Belfast landlords are benefiting from the nerves of would-be first time buyers, according to new research.

An investigation by online letting company Citylets found that thwarted first-time buyers were keeping the rental market buoyant while their dreams of home ownership remained unfulfilled.

Citylets' report on the private rental sector said a quarter of all properties were attracting tenants within a month, with the average time-to-let period now 44 days - the lowest figure in the last three years. The average monthly rent across all properties was £571 in the second quarter of this year, a rise of £7 on a year earlier.

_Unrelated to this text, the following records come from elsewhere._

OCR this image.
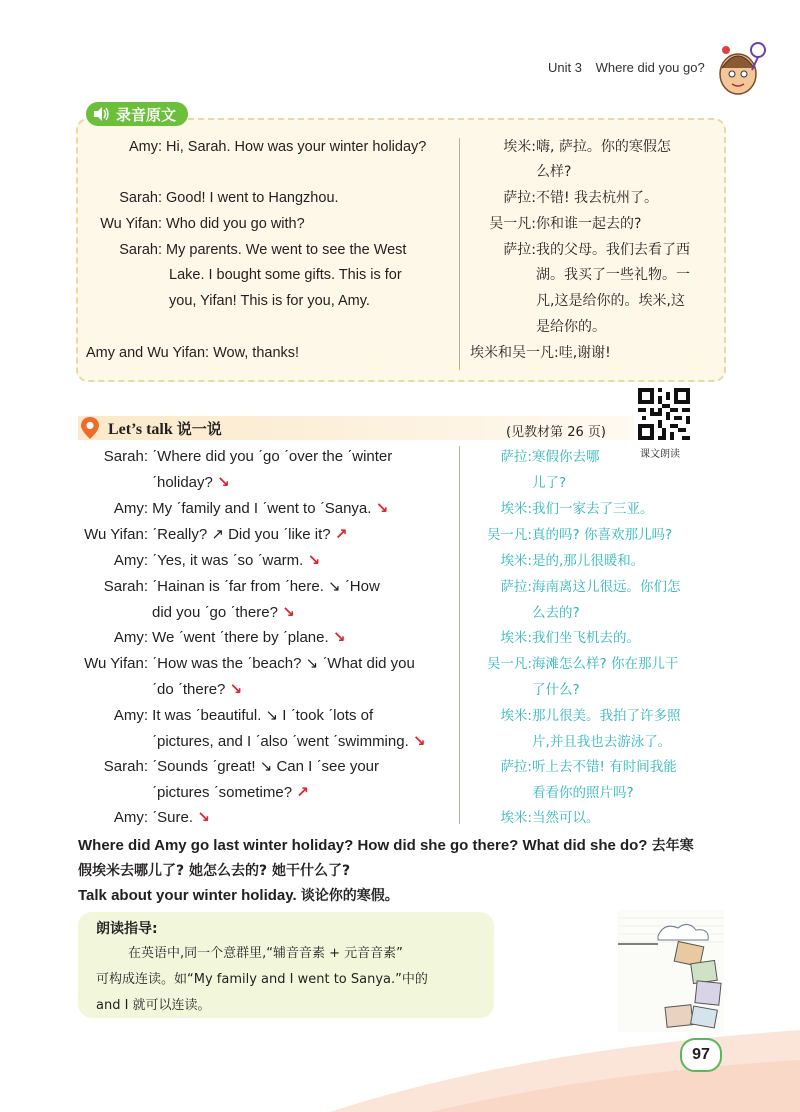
Unit 3 Where did you go?
录音原文
Amy: Hi, Sarah. How was your winter holiday?
Sarah: Good! I went to Hangzhou.
Wu Yifan: Who did you go with?
Sarah: My parents. We went to see the West
Lake. I bought some gifts. This is for
you, Yifan! This is for you, Amy.
Amy and Wu Yifan: Wow, thanks!
埃米:嗨, 萨拉。你的寒假怎
么样?
萨拉:不错! 我去杭州了。
吴一凡:你和谁一起去的?
萨拉:我的父母。我们去看了西
湖。我买了一些礼物。一
凡,这是给你的。埃米,这
是给你的。
埃米和吴一凡:哇,谢谢!
Let’s talk 说一说	(见教材第 26 页)
课文朗读
Sarah: ˊWhere did you ˊgo ˊover the ˊwinter
ˊholiday? ↘
Amy: My ˊfamily and I ˊwent to ˊSanya. ↘
Wu Yifan: ˊReally? ↗ Did you ˊlike it? ↗
Amy: ˊYes, it was ˊso ˊwarm. ↘
Sarah: ˊHainan is ˊfar from ˊhere. ↘ ˊHow
did you ˊgo ˊthere? ↘
Amy: We ˊwent ˊthere by ˊplane. ↘
Wu Yifan: ˊHow was the ˊbeach? ↘ ˊWhat did you
ˊdo ˊthere? ↘
Amy: It was ˊbeautiful. ↘ I ˊtook ˊlots of
ˊpictures, and I ˊalso ˊwent ˊswimming. ↘
Sarah: ˊSounds ˊgreat! ↘ Can I ˊsee your
ˊpictures ˊsometime? ↗
Amy: ˊSure. ↘
萨拉:寒假你去哪
儿了?
埃米:我们一家去了三亚。
吴一凡:真的吗? 你喜欢那儿吗?
埃米:是的,那儿很暖和。
萨拉:海南离这儿很远。你们怎
么去的?
埃米:我们坐飞机去的。
吴一凡:海滩怎么样? 你在那儿干
了什么?
埃米:那儿很美。我拍了许多照
片,并且我也去游泳了。
萨拉:听上去不错! 有时间我能
看看你的照片吗?
埃米:当然可以。
Where did Amy go last winter holiday? How did she go there? What did she do? 去年寒
假埃米去哪儿了? 她怎么去的? 她干什么了?
Talk about your winter holiday. 谈论你的寒假。
朗读指导:
在英语中,同一个意群里,“辅音音素 + 元音音素”
可构成连读。如“My family and I went to Sanya.”中的
and I 就可以连读。
97
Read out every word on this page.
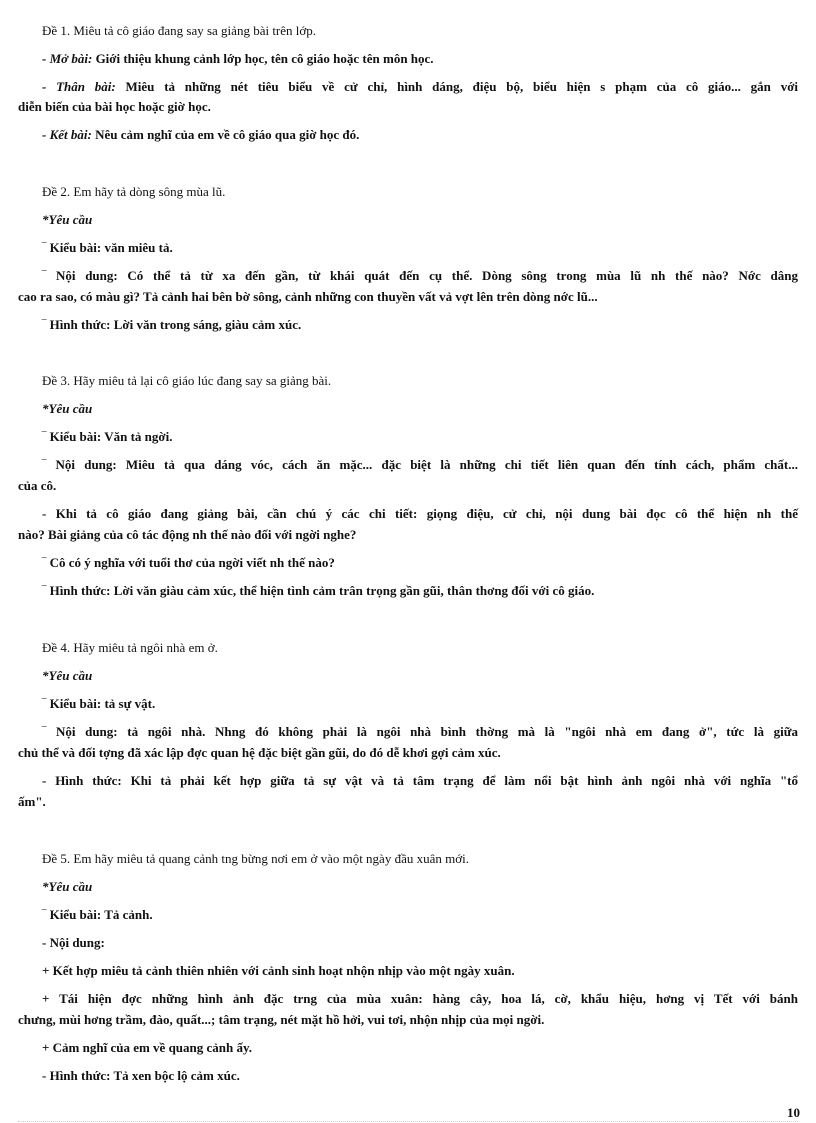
Đề 1. Miêu tả cô giáo đang say sa giảng bài trên lớp.
- Mở bài: Giới thiệu khung cảnh lớp học, tên cô giáo hoặc tên môn học.
- Thân bài: Miêu tả những nét tiêu biểu về cử chỉ, hình dáng, điệu bộ, biểu hiện s phạm của cô giáo... gắn với
diễn biến của bài học hoặc giờ học.
- Kết bài: Nêu cảm nghĩ của em về cô giáo qua giờ học đó.
Đề 2. Em hãy tả dòng sông mùa lũ.
*Yêu cầu
‾ Kiểu bài: văn miêu tả.
‾ Nội dung: Có thể tả từ xa đến gần, từ khái quát đến cụ thể. Dòng sông trong mùa lũ nh thế nào? Nớc dâng
cao ra sao, có màu gì? Tả cảnh hai bên bờ sông, cảnh những con thuyền vất vả vợt lên trên dòng nớc lũ...
‾ Hình thức: Lời văn trong sáng, giàu cảm xúc.
Đề 3. Hãy miêu tả lại cô giáo lúc đang say sa giảng bài.
*Yêu cầu
‾ Kiểu bài: Văn tả ngời.
‾ Nội dung: Miêu tả qua dáng vóc, cách ăn mặc... đặc biệt là những chi tiết liên quan đến tính cách, phẩm chất...
của cô.
- Khi tả cô giáo đang giảng bài, cần chú ý các chi tiết: giọng điệu, cử chỉ, nội dung bài đọc cô thể hiện nh thế
nào? Bài giảng của cô tác động nh thế nào đối với ngời nghe?
‾ Cô có ý nghĩa với tuổi thơ của ngời viết nh thế nào?
‾ Hình thức: Lời văn giàu cảm xúc, thể hiện tình cảm trân trọng gần gũi, thân thơng đối với cô giáo.
Đề 4. Hãy miêu tả ngôi nhà em ở.
*Yêu cầu
‾ Kiểu bài: tả sự vật.
‾ Nội dung: tả ngôi nhà. Nhng đó không phải là ngôi nhà bình thờng mà là "ngôi nhà em đang ở", tức là giữa
chủ thể và đối tợng đã xác lập đợc quan hệ đặc biệt gần gũi, do đó dễ khơi gợi cảm xúc.
- Hình thức: Khi tả phải kết hợp giữa tả sự vật và tả tâm trạng để làm nổi bật hình ảnh ngôi nhà với nghĩa "tổ
ấm".
Đề 5. Em hãy miêu tả quang cảnh tng bừng nơi em ở vào một ngày đầu xuân mới.
*Yêu cầu
‾ Kiểu bài: Tả cảnh.
- Nội dung:
+ Kết hợp miêu tả cảnh thiên nhiên với cảnh sinh hoạt nhộn nhịp vào một ngày xuân.
+ Tái hiện đợc những hình ảnh đặc trng của mùa xuân: hàng cây, hoa lá, cờ, khẩu hiệu, hơng vị Tết với bánh
chưng, mùi hơng trầm, đào, quất...; tâm trạng, nét mặt hồ hởi, vui tơi, nhộn nhịp của mọi ngời.
+ Cảm nghĩ của em về quang cảnh ấy.
- Hình thức: Tả xen bộc lộ cảm xúc.
10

Dan Cookson, an analyst for Citylets, said: "With the residential property market still in the doldrums, the rental sector is continuing to thrive - particularly in and around Belfast.

"Private landlords are benefiting from the current malaise in property prices because there are simply more people keen on renting.

"Those who would normally be looking to buy their first property after renting for a few years are waiting quite a bit longer and the rental sector is benefiting from that.

"In Belfast, the knock-on effect is that tenants are often extending their tenancies rather than moving out, so there is less movement within the existing rental stock."

Monthly rent on two-bedroom houses, which account for most property let in the city, grew 7.6% over the year from £432 to £465. Three to four bedroomed homes rose by 3.1% and 1.7% respectively.

Chris Smyth, partner at Ulster Property Sales' rental division, said the market was responding to more people moving around.

"There is still good value and supply. However, the gap between the top end of the market and the lower end is widening."

House prices have been falling in Northern Ireland for four years, with the average house price now £137,814, compared to £240,408 in 2007.

But despite falling prices, first-time buyers have found it harder to get on the property ladder as mortgage finance with banks and building societies are requiring bigger deposits from potential customers.